From Guatemala to Miami to New York City to Connecticut.
Inside the family’s baggage, though, a little piece of Marcus came home, too.
Inside a jar of formaldehyde was her appendix.
“I think we’re going to make an ornament out of it,” Katherine Marcus laughed.
“I told her we should make a necklace out of it, so she could say she still had her appendix,” her mother joked. “She didn’t think that was funny.”
It’s easier to laugh now, though.
“It’s a good fun-fact: I had surgery in Guatemala,” Marcus said, sitting back inside the safe confines of the GFA campus, where Dragons strolled the halls and gymnasiums around her.
The outcome also gave Marcus new perspective.

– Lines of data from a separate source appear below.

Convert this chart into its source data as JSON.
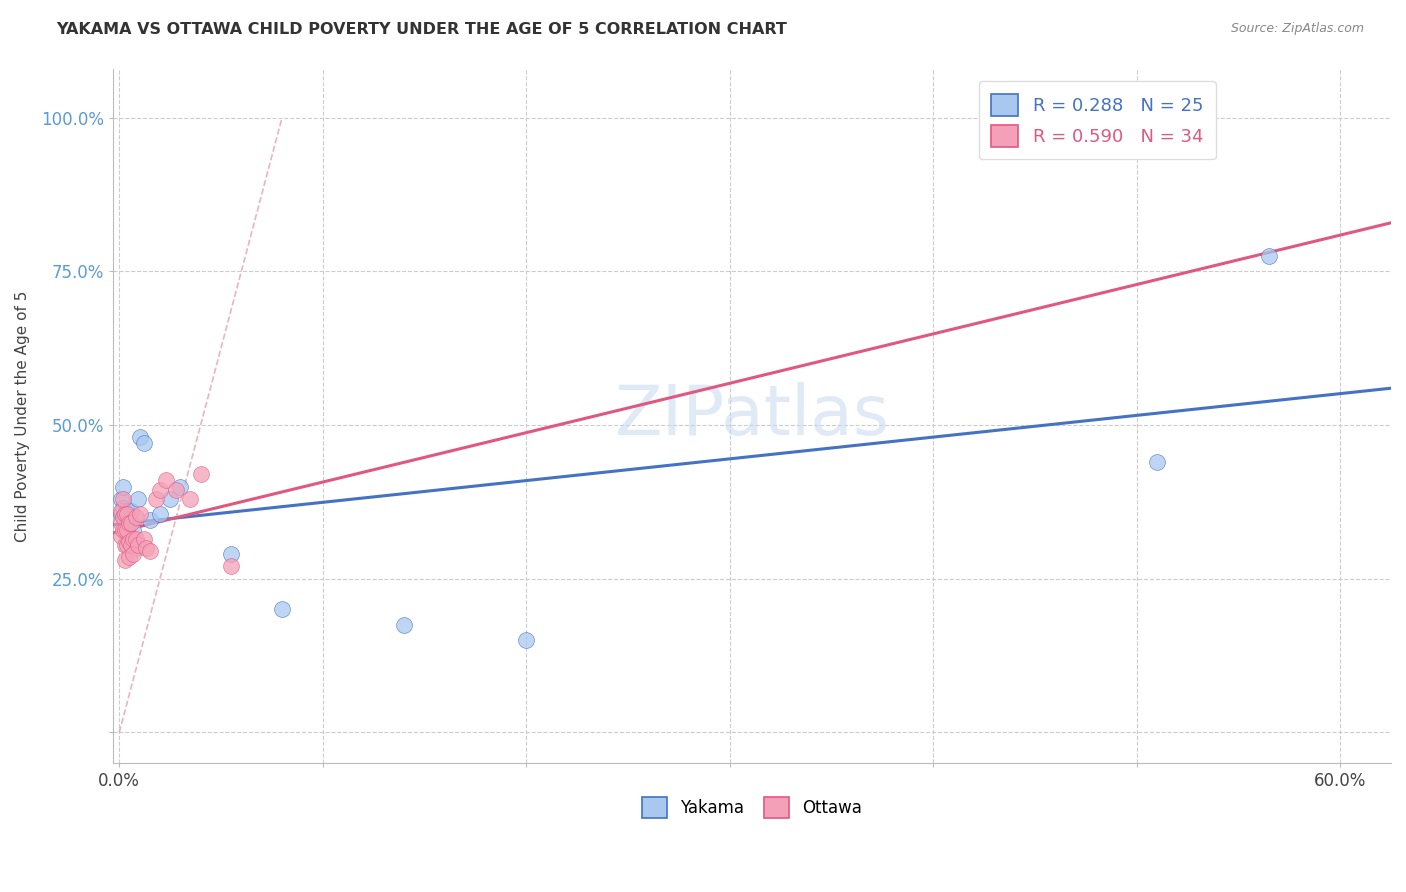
{
  "title": "YAKAMA VS OTTAWA CHILD POVERTY UNDER THE AGE OF 5 CORRELATION CHART",
  "source": "Source: ZipAtlas.com",
  "yakama_color": "#A8C8F0",
  "ottawa_color": "#F4A0B8",
  "yakama_line_color": "#4472C4",
  "ottawa_line_color": "#E05880",
  "ref_line_color": "#E8A0B0",
  "watermark_color": "#C8D8F0",
  "xlim": [
    -0.003,
    0.625
  ],
  "ylim": [
    -0.05,
    1.08
  ],
  "xticks": [
    0.0,
    0.1,
    0.2,
    0.3,
    0.4,
    0.5,
    0.6
  ],
  "xticklabels": [
    "0.0%",
    "",
    "",
    "",
    "",
    "",
    "60.0%"
  ],
  "yticks": [
    0.0,
    0.25,
    0.5,
    0.75,
    1.0
  ],
  "yticklabels": [
    "",
    "25.0%",
    "50.0%",
    "75.0%",
    "100.0%"
  ],
  "legend_r_yakama": "R = 0.288",
  "legend_n_yakama": "N = 25",
  "legend_r_ottawa": "R = 0.590",
  "legend_n_ottawa": "N = 34",
  "yakama_x": [
    0.001,
    0.001,
    0.002,
    0.002,
    0.003,
    0.003,
    0.004,
    0.004,
    0.005,
    0.006,
    0.007,
    0.008,
    0.009,
    0.01,
    0.012,
    0.015,
    0.02,
    0.025,
    0.03,
    0.055,
    0.08,
    0.14,
    0.2,
    0.51,
    0.565
  ],
  "yakama_y": [
    0.355,
    0.38,
    0.365,
    0.4,
    0.345,
    0.355,
    0.34,
    0.36,
    0.35,
    0.36,
    0.33,
    0.3,
    0.38,
    0.48,
    0.47,
    0.345,
    0.355,
    0.38,
    0.4,
    0.29,
    0.2,
    0.175,
    0.15,
    0.44,
    0.775
  ],
  "ottawa_x": [
    0.001,
    0.001,
    0.001,
    0.002,
    0.002,
    0.002,
    0.003,
    0.003,
    0.003,
    0.003,
    0.004,
    0.004,
    0.004,
    0.005,
    0.005,
    0.005,
    0.006,
    0.006,
    0.007,
    0.007,
    0.008,
    0.008,
    0.009,
    0.01,
    0.012,
    0.013,
    0.015,
    0.018,
    0.02,
    0.023,
    0.028,
    0.035,
    0.04,
    0.055
  ],
  "ottawa_y": [
    0.36,
    0.34,
    0.32,
    0.38,
    0.35,
    0.33,
    0.355,
    0.33,
    0.305,
    0.28,
    0.355,
    0.33,
    0.305,
    0.34,
    0.31,
    0.285,
    0.34,
    0.305,
    0.315,
    0.29,
    0.35,
    0.315,
    0.305,
    0.355,
    0.315,
    0.3,
    0.295,
    0.38,
    0.395,
    0.41,
    0.395,
    0.38,
    0.42,
    0.27
  ],
  "ref_line_x": [
    0.0,
    0.08
  ],
  "ref_line_y": [
    0.0,
    1.0
  ]
}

“I’m glad it happened in some ways because it’s been a humbling experience,” she said. “I lived. That’s a reality that not a lot of Guatemalans would have been able to say.”
Early in the trip, Marcus and her group saw a funeral for an 18-year-old boy who had died.
“We asked what happened and they just said he was sick,” she said. “The fact I could afford that clinic, and afford the surgery, and get flown home. I’m so grateful. It puts things in perspective.”
Marcus had to miss GFA’s cross country season, but she’s back on the basketball court, giving 100 percent.
After the season, and after she graduates, Marcus hopes to get to travel again—even maybe returning to Guatemala.
“I want to go back to the hospital and thank them,” she said. “I wasn’t the most gracious patient. But I want to go to Nicaragua and El Salvador, too. I don’t have an appendix anymore, so what can happen to me? I’m safer now. Whether or not my parents let me, that’s another question.”
Another journey. Another story.
Katherine Marcus is certainly ready to embrace it.
After all, she is Dragon, no matter what school, what country or what program she is in.